En una calle empedrada, cerca de Plaza Mayor, hay una casa de dos pisos. Fermín la mira. Su padre le ha contado que las grandes casas tienen un patio central, y casi siempre un aljibe.
Su padre sabe de agua, porque es aguatero y la reparte por toda la ciudad. Fermín siempre lo acompaña. Se levantan al amanecer, enganchan los bueyes al carro y después se meten en el río. A Fermín le encanta recoger el agua y llenar los baldes. Su padre le ha enseñado cómo hacerlo sin salpicar. También le ha dicho que hay que dejarla reposar, así el barro baja y el agua queda limpia. Lista para entregar.
Ahora mismo, Fermín está por llevar un pedido. Por primera vez no lo acompaña su padre, y se siente grande por eso. La casa de los Riglos está dos calles más abajo. Tiene tiempo para descansar, así que se detiene a ver la casa.
Apoya el balde frente a la puerta, y se queda pensando en el aljibe que no conoce pero imagina bien: seguro tendrá detalles en mármol y un escudo labrado.

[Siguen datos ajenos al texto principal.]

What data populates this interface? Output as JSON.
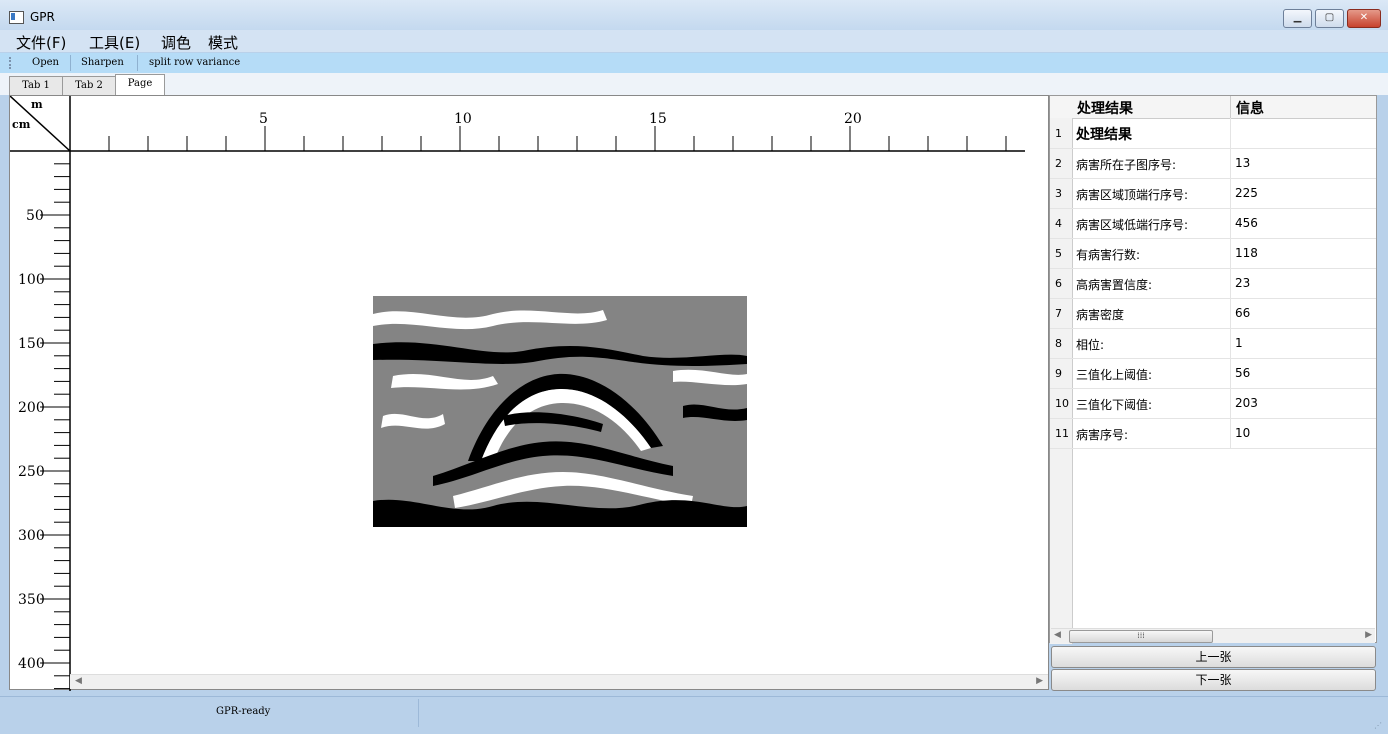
{
  "window": {
    "title": "GPR",
    "min_label": "▁",
    "max_label": "▢",
    "close_label": "✕"
  },
  "menu": [
    "文件(F)",
    "工具(E)",
    "调色",
    "模式"
  ],
  "toolbar": [
    "Open",
    "Sharpen",
    "split row variance"
  ],
  "tabs": [
    {
      "label": "Tab 1",
      "active": false
    },
    {
      "label": "Tab 2",
      "active": false
    },
    {
      "label": "Page",
      "active": true
    }
  ],
  "ruler": {
    "corner_top": "m",
    "corner_left": "cm",
    "top_labels": [
      "5",
      "10",
      "15",
      "20"
    ],
    "left_labels": [
      "50",
      "100",
      "150",
      "200",
      "250",
      "300",
      "350",
      "400"
    ]
  },
  "results": {
    "headers": [
      "处理结果",
      "信息"
    ],
    "rows": [
      {
        "n": "1",
        "key": "处理结果",
        "value": "",
        "bold": true
      },
      {
        "n": "2",
        "key": "病害所在子图序号:",
        "value": "13"
      },
      {
        "n": "3",
        "key": "病害区域顶端行序号:",
        "value": "225"
      },
      {
        "n": "4",
        "key": "病害区域低端行序号:",
        "value": "456"
      },
      {
        "n": "5",
        "key": "有病害行数:",
        "value": "118"
      },
      {
        "n": "6",
        "key": "高病害置信度:",
        "value": "23"
      },
      {
        "n": "7",
        "key": "病害密度",
        "value": "66"
      },
      {
        "n": "8",
        "key": "相位:",
        "value": "1"
      },
      {
        "n": "9",
        "key": "三值化上阈值:",
        "value": "56"
      },
      {
        "n": "10",
        "key": "三值化下阈值:",
        "value": "203"
      },
      {
        "n": "11",
        "key": "病害序号:",
        "value": "10"
      }
    ]
  },
  "buttons": {
    "prev": "上一张",
    "next": "下一张"
  },
  "status": {
    "text": "GPR-ready"
  }
}
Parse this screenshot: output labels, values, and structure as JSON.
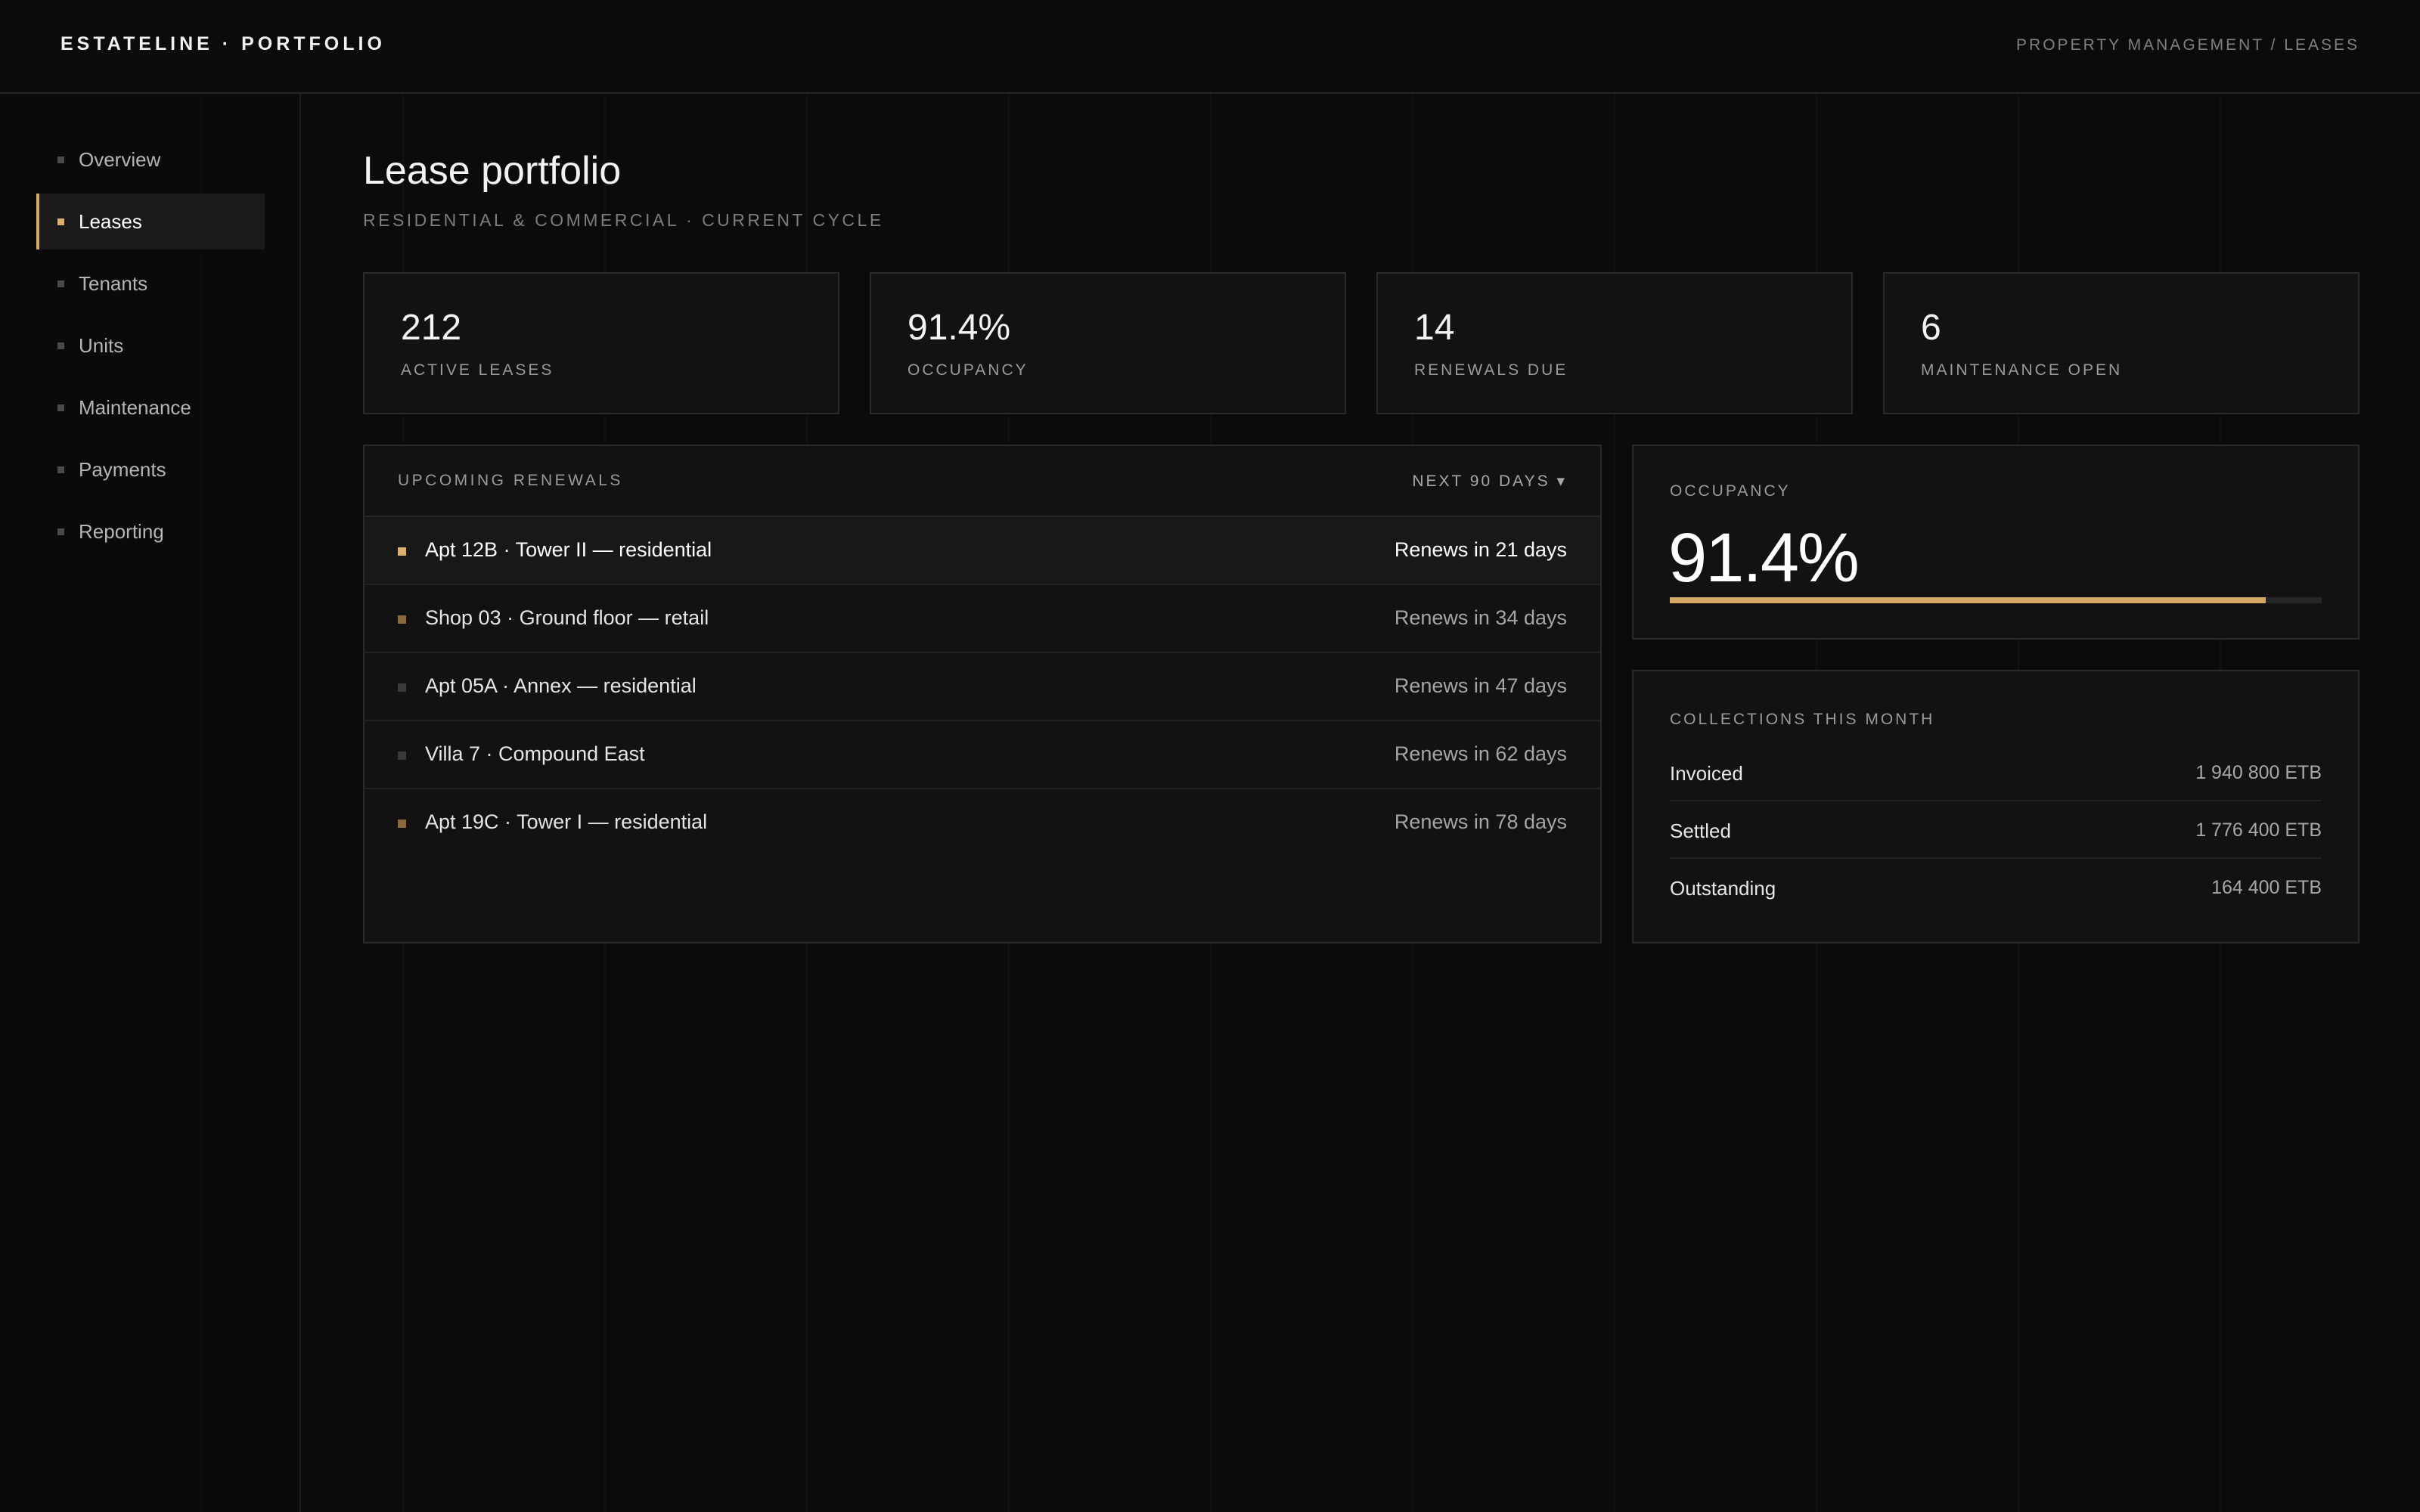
{
  "header": {
    "brand": "ESTATELINE · PORTFOLIO",
    "breadcrumb": "PROPERTY MANAGEMENT / LEASES"
  },
  "sidebar": {
    "items": [
      {
        "label": "Overview",
        "active": false
      },
      {
        "label": "Leases",
        "active": true
      },
      {
        "label": "Tenants",
        "active": false
      },
      {
        "label": "Units",
        "active": false
      },
      {
        "label": "Maintenance",
        "active": false
      },
      {
        "label": "Payments",
        "active": false
      },
      {
        "label": "Reporting",
        "active": false
      }
    ]
  },
  "page": {
    "title": "Lease portfolio",
    "subtitle": "RESIDENTIAL & COMMERCIAL · CURRENT CYCLE"
  },
  "stats": [
    {
      "value": "212",
      "label": "ACTIVE LEASES"
    },
    {
      "value": "91.4%",
      "label": "OCCUPANCY"
    },
    {
      "value": "14",
      "label": "RENEWALS DUE"
    },
    {
      "value": "6",
      "label": "MAINTENANCE OPEN"
    }
  ],
  "renewals": {
    "title": "UPCOMING RENEWALS",
    "filter": "NEXT 90 DAYS ▾",
    "rows": [
      {
        "name": "Apt 12B · Tower II — residential",
        "due": "Renews in 21 days",
        "marker": "#d9b072"
      },
      {
        "name": "Shop 03 · Ground floor — retail",
        "due": "Renews in 34 days",
        "marker": "#8a6a3c"
      },
      {
        "name": "Apt 05A · Annex — residential",
        "due": "Renews in 47 days",
        "marker": "#3a3a3a"
      },
      {
        "name": "Villa 7 · Compound East",
        "due": "Renews in 62 days",
        "marker": "#3a3a3a"
      },
      {
        "name": "Apt 19C · Tower I — residential",
        "due": "Renews in 78 days",
        "marker": "#8a6a3c"
      }
    ]
  },
  "occupancy": {
    "label": "OCCUPANCY",
    "value": "91.4%",
    "fraction": 0.914
  },
  "collections": {
    "label": "COLLECTIONS THIS MONTH",
    "rows": [
      {
        "key": "Invoiced",
        "value": "1 940 800 ETB"
      },
      {
        "key": "Settled",
        "value": "1 776 400 ETB"
      },
      {
        "key": "Outstanding",
        "value": "164 400 ETB"
      }
    ]
  },
  "colors": {
    "accent": "#d4a964",
    "background": "#0b0b0b",
    "panel": "#121212"
  }
}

Distraído como está, no espera que la puerta se abra de par en par. ¡Todo pasa tan rápido! Un chico, como de su edad, sale corriendo. Detrás, viene su hermana con los ojos vendados.
—¡Gallito ciego, gallito ciego! —le grita él. Y ella tropieza con el balde.
El balde que estaba rebalsando, listo para entregar. El balde que los Riglos esperaban. El balde que ahora está vacío, sin una gota de agua.
—¿Qué voy a hacer? —solloza Fermín— ¿Qué le diré a mi padre?
—Fue nuestra culpa —lo consuela el señorito.
—Repondremos el agua —promete la niña, que ya se ha quitado el pañuelo de los ojos.
Y así Fermín, por primera vez, ve un aljibe. Es de ladrillo colorado y tiene una flor de hierro en el centro.
Más tarde le contará a su padre del mecanismo para subir el agua. Y de sus nuevos amigos, que viven en la gran casa sobre la calle empedrada.